BOSTA est surtout un voyage dans la mémoire du Liban, dans la mémoire de ces danseurs.... C’est aussi un voyage dans la mémoire, tout court. L’histoire est presque un prétexte au voyage en lui-même....

La Figure du père est omniprésente dans le film. Pourquoi ?

En effet, ce film c’est aussi la recherche du père : Kamal cherche son père, Omar se réconcilie avec le sien, tous ces jeunes dansent avec leurs « pères » (les vieux qui dansent la Dabké traditionnelle à Baalbek) etc. Le père est omniprésent tout au long du film. Ce que j’entends par père, c’est en réalité la notion d’héritage, de mémoire. Cela nous renvoie à la question concernant le Liban : Que fait-on de notre héritage, de nos traditions ? Comment nous positionner ? Faut-il les rejeter ou les renouveler ? Actuellement, au Liban personne ne remet en question notre histoire, en essayant de lui donner un sens. Nous sommes trop préoccupés par notre histoire présente.

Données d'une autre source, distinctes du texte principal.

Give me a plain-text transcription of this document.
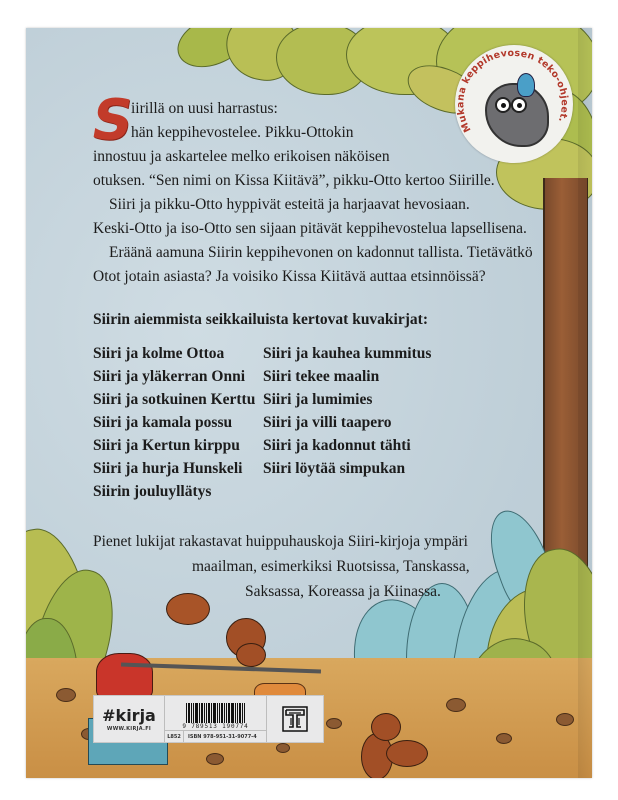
Mukana keppihevosen teko-ohjeet.
S
iirillä on uusi harrastus:
hän keppihevostelee. Pikku-Ottokin
innostuu ja askartelee melko erikoisen näköisen
otuksen. “Sen nimi on Kissa Kiitävä”, pikku-Otto kertoo Siirille.
Siiri ja pikku-Otto hyppivät esteitä ja harjaavat hevosiaan.
Keski-Otto ja iso-Otto sen sijaan pitävät keppihevostelua lapsellisena.
Eräänä aamuna Siirin keppihevonen on kadonnut tallista. Tietävätkö
Otot jotain asiasta? Ja voisiko Kissa Kiitävä auttaa etsinnöissä?
Siirin aiemmista seikkailuista kertovat kuvakirjat:
Siiri ja kolme Ottoa
Siiri ja yläkerran Onni
Siiri ja sotkuinen Kerttu
Siiri ja kamala possu
Siiri ja Kertun kirppu
Siiri ja hurja Hunskeli
Siirin jouluyllätys
Siiri ja kauhea kummitus
Siiri tekee maalin
Siiri ja lumimies
Siiri ja villi taapero
Siiri ja kadonnut tähti
Siiri löytää simpukan
Pienet lukijat rakastavat huippuhauskoja Siiri-kirjoja ympäri
maailman, esimerkiksi Ruotsissa, Tanskassa,
Saksassa, Koreassa ja Kiinassa.
#kirja
WWW.KIRJA.FI	9 789513 190774
L852	ISBN 978-951-31-9077-4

Pourquoi un film musical ?

Pour rester léger ! Après toute une vie passée à faire des documentaires, après des années d’exil en France, j’avais envie, de raconter une histoire légère, d’oublier la guerre que j’avais trop souvent filmée. En revenant au Liban, je découvre un pays différent : loin des clichés, grouillant de vie ! Le jour, les montagnes sont luxuriantes, les restaurants bondés et les mezzés abondants. La nuit, les bars sont combles et les femmes se déhanchent sensuellement sur les tables ... Epris de cette profusion étonnante de vitalité, j‘ai décidé de raconter les personnages que je rencontrais. Des personnages méditerranéens, hauts en couleur : la corpulente Arzé, la frivole Vola ... Tout un univers un peu “ kitsch oriental ”, parfois un peu absurde, mais toujours plein de vie ! Je me suis donc mis à écrire. Mais je ne suis pas parvenu tout de suite à trouver cette légèreté. Quatre ans durant j’ai combattu une mémoire qui habite la moitie de mon existence : celle de la guerre. Puis, un jour, j’ai compris que derrière l’énergie de cette jeunesse libanaise qui se déhanchait, derrière cette apparente profusion, se cache une forme de survie. Un leurre nécessaire pour contrecarrer le poids d’une souffrance cachée. La guerre les hante encore, elle est la moitié de leur vie ! Il fallait donc faire un film juste par rapport à ce que nous sommes. A la fois gais, et tristes.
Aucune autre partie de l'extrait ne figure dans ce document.